I took out my laptop and booked myself an appointment for that nursery.
∞∞∞
I was at the nursery and after greeting the old lady, who was the owner, I went to our spot. Our plant. I dug up the area right beside it as I found a box which was enclosed with a code. I took the box and buried the place up once again as I went away with the box.
Once I was at home, I locked myself back inside my room as I entered the code that I knew would open this box. I had to write the code in my hand and scan it to the box.

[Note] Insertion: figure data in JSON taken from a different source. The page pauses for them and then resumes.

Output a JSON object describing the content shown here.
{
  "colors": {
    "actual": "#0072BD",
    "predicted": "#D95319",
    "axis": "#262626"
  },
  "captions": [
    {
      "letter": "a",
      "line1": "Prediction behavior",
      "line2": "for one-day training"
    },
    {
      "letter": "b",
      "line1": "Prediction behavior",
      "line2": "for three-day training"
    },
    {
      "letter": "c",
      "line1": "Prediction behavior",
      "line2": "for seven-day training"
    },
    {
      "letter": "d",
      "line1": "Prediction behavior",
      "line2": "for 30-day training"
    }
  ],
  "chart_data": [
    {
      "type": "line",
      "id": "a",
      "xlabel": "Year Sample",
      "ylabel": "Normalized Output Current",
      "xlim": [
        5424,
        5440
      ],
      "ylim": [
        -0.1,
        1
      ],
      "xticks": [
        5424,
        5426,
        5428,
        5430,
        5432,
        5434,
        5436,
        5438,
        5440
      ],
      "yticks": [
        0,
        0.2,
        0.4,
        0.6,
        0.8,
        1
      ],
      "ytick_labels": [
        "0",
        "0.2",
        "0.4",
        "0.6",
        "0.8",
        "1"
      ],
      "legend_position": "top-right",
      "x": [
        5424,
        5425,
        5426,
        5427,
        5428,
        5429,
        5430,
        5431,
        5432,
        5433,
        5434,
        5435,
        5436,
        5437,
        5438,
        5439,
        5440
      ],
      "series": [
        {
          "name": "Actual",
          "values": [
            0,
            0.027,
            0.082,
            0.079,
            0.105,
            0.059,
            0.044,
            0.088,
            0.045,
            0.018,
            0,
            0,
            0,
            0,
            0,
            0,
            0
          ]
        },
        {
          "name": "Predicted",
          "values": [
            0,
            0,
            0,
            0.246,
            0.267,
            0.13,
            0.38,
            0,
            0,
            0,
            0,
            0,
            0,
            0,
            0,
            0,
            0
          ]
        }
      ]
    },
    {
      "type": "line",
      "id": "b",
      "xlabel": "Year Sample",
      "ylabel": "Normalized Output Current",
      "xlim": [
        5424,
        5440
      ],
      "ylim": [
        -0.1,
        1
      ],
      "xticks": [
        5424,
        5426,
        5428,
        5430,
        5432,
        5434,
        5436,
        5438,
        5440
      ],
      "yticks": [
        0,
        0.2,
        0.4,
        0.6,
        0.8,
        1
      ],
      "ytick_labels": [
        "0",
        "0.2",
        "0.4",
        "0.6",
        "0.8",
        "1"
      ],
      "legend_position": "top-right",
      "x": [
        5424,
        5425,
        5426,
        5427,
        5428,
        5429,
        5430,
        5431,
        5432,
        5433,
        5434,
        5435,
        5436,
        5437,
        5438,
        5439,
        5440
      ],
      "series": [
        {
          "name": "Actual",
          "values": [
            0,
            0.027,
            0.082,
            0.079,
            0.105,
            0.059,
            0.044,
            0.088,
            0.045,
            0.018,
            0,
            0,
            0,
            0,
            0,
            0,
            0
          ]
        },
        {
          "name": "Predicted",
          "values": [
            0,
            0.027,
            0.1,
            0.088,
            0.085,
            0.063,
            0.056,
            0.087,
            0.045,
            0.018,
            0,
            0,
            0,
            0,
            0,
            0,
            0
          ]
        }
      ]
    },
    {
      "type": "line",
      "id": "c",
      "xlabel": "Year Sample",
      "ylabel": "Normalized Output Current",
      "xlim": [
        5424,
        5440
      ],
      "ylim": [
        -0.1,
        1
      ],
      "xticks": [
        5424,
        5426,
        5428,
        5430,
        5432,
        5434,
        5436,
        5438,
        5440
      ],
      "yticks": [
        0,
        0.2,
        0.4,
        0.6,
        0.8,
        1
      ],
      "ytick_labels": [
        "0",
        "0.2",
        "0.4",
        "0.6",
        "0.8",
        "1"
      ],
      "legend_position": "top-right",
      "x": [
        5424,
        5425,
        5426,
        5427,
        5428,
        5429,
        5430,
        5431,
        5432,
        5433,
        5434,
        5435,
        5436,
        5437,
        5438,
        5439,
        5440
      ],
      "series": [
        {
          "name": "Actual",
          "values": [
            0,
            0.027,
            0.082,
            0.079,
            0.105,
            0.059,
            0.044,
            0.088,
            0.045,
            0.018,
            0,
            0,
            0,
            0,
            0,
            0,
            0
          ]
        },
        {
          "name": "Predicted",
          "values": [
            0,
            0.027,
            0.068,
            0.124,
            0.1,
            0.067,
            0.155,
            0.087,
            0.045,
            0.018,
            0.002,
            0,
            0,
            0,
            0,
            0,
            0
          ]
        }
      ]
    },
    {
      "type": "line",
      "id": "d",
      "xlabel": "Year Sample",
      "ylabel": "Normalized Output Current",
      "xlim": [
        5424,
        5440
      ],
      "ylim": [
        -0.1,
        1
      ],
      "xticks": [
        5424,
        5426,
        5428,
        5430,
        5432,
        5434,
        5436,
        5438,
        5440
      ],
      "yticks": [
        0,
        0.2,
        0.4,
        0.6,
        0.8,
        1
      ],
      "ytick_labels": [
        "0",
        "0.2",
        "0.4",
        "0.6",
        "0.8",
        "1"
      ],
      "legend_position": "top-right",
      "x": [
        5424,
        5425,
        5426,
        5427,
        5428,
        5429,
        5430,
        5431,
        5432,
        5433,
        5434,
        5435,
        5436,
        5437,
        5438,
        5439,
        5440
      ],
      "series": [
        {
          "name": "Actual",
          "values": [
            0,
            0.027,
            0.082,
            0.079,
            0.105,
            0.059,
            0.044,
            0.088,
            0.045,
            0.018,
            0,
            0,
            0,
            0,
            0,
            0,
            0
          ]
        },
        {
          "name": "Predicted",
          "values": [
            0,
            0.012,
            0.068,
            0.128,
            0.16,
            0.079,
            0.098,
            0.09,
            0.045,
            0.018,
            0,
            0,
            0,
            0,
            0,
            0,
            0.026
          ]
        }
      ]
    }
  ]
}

It was something that signified our bond.
🌻 𖹭 🥀 ထ ☯︎
It opened instantly and I found a few notes inside.
Dec 19th 2018
I don't know how longer I can keep up. Today he tried misbehaving again. He told me that he would help me with my studies but he placed his hand on my thigh, I moved away but then he touched my hand and tried to behave inappropriately throughout the lesson.
Dec 22nd 2018
Today he tried to kiss me. I moved away. I asked him what was he doing? I try so hard to avoid all this. He's dating you, then why? I threatened him that I'll tell you everything but then he just grabbed my neck and almost choked me as he warned me that if I tell you, I won't like the consequences. What does that mean sissy? I'm scared. You work so hard for us but he does all this when you're working your ass off.
Jan 2nd 2019
Today he showed me a video and some photos. He recorded me in the shower. He took photos of me while I was changing. He threatened to leak these photos if I tell you. Sissy I'm barely an adult. I'm scared. I don't know if I should tell you or not. My career will be over before it even starts if he leaks those. My life too, will be over.
Jan 5th 2019
He almost raped me. I tried to get away but he had my hands in a tight hold and duct taped my mouth. You came right on time or I would've been gone. I'm terrified, sissy. I am feeling so dirty. What should I do now?
Jan 20th 2019
I'm sorry sissy. I can't do this anymore. I really tried. Every time I wanted to tell you, he was right there. And he has all those videos. I'm sorry. I can't do this. I'm leaving you these. I hope you get the message and find out about all this. All I want is that you stay away from this man. Please.
As I read the last note I felt tears of pain and anger fall down my eyes.
The best boyfriend, my ass. I'm so damn naive. How could I have not noticed?
I sighed.
No, this isn't the time to be weak.
Don't worry, Em. I'll do what I have to.
I'm not going far away from this monster but I'll make him regret ever coming near you.
I'll be the worst nightmare of this bastard.